Step 5 “Win-win” instead of “one family” mindset at work
Be careful with one family mindset in your company. These are loud words similar to democracy in politics that mean all and nothing. They are often used by leadership to form a confirmatory mindset and pursue their own objectives. Filter the messages and think for yourself before sacrificing your private time and skill development you could have gained instead performing your core tasks.
Once your work stops being win-win, you should seriously question whether there is a new opportunity waiting for you out there. The fact is, we live in a world where win-win employee-employer relationship is a healthy working relationship and anything else I call toxic.
Key Takeaway
I am a very kind person and people know it. I know that my kindness has its implications on my work. Once it distracts me from my core tasks, my core performance just has to drop.

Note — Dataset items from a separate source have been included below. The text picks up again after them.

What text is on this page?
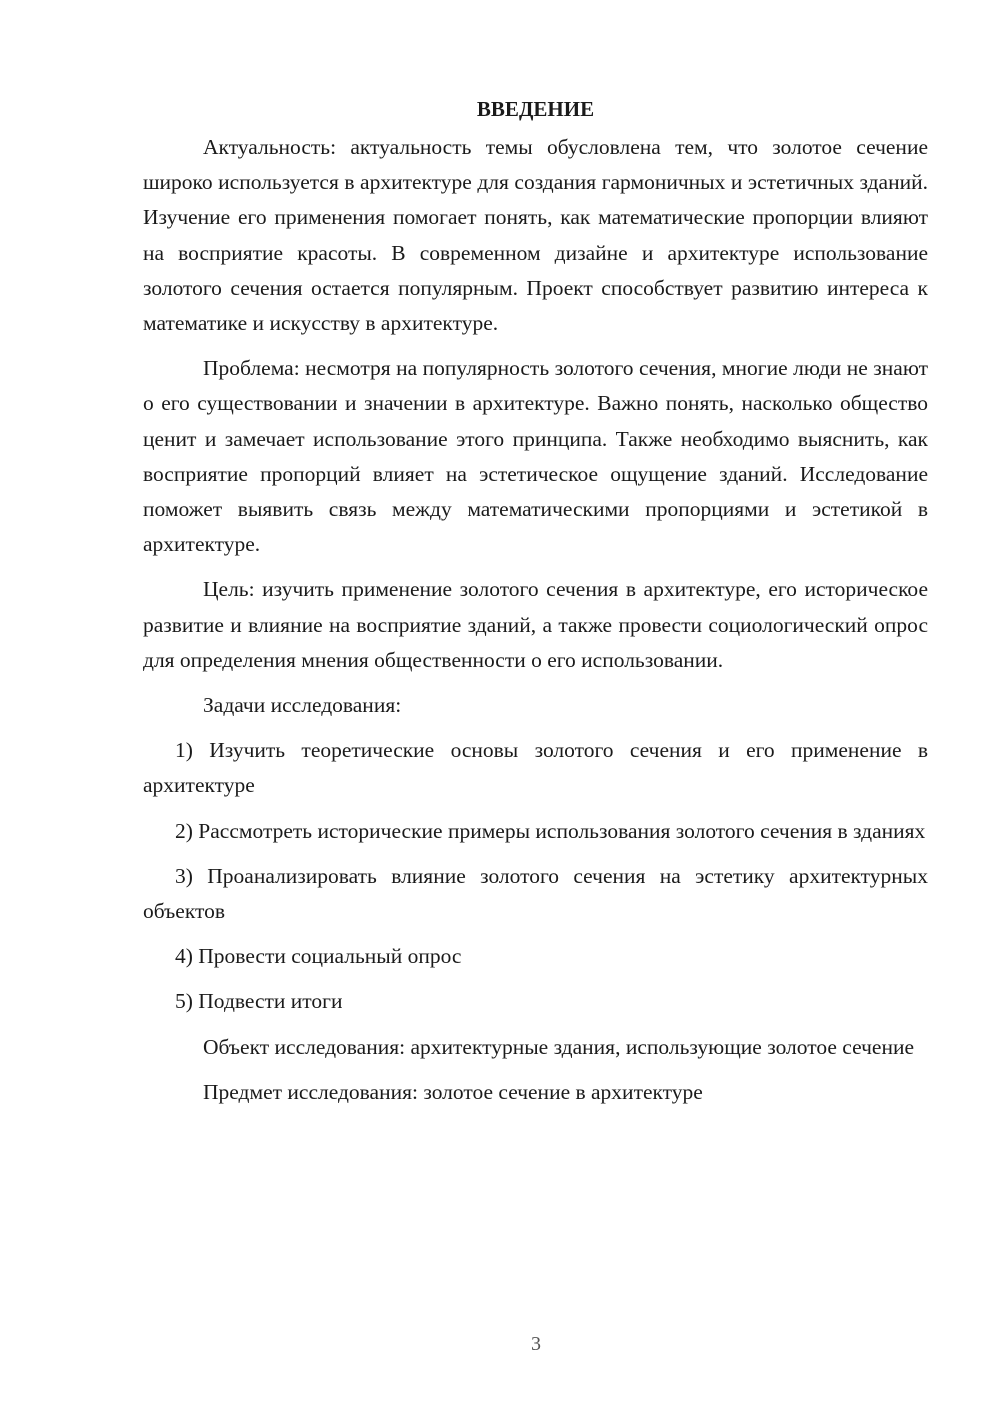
ВВЕДЕНИЕ

Актуальность: актуальность темы обусловлена тем, что золотое сечение широко используется в архитектуре для создания гармоничных и эстетичных зданий. Изучение его применения помогает понять, как математические пропорции влияют на восприятие красоты. В современном дизайне и архитектуре использование золотого сечения остается популярным. Проект способствует развитию интереса к математике и искусству в архитектуре.

Проблема: несмотря на популярность золотого сечения, многие люди не знают о его существовании и значении в архитектуре. Важно понять, насколько общество ценит и замечает использование этого принципа. Также необходимо выяснить, как восприятие пропорций влияет на эстетическое ощущение зданий. Исследование поможет выявить связь между математическими пропорциями и эстетикой в архитектуре.

Цель: изучить применение золотого сечения в архитектуре, его историческое развитие и влияние на восприятие зданий, а также провести социологический опрос для определения мнения общественности о его использовании.

Задачи исследования:

1) Изучить теоретические основы золотого сечения и его применение в архитектуре

2) Рассмотреть исторические примеры использования золотого сечения в зданиях

3) Проанализировать влияние золотого сечения на эстетику архитектурных объектов

4) Провести социальный опрос

5) Подвести итоги

Объект исследования: архитектурные здания, использующие золотое сечение

Предмет исследования: золотое сечение в архитектуре

3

In my first job, I did admin, marketing, analytics, and then I ended up being overseen in my first promotion opportunity. I was asking myself – why didn’t I get 2+ merger & acquisition projects needed for my promotion while my colleagues did? The truth was: I have worked hard enough, but not smart enough.
So I have decided, I didn’t want to do it to myself anymore. This was one of the best career decisions I made in my life as it freed up capacity for learning so much about the core area of my work – acquisition of companies. It kept my “free riders” puzzled for a while, but it has been keeping me professionally and personally sane and healthy ever since.
Decide how you want it to be for yourself. Love and respect yourself enough to tune your routine to a level where you will be respected and valued by your employer. By doing this, you are not trying to disrupt company culture. You just refuse to be sucked into taking on some irrelevant to your key job tasks.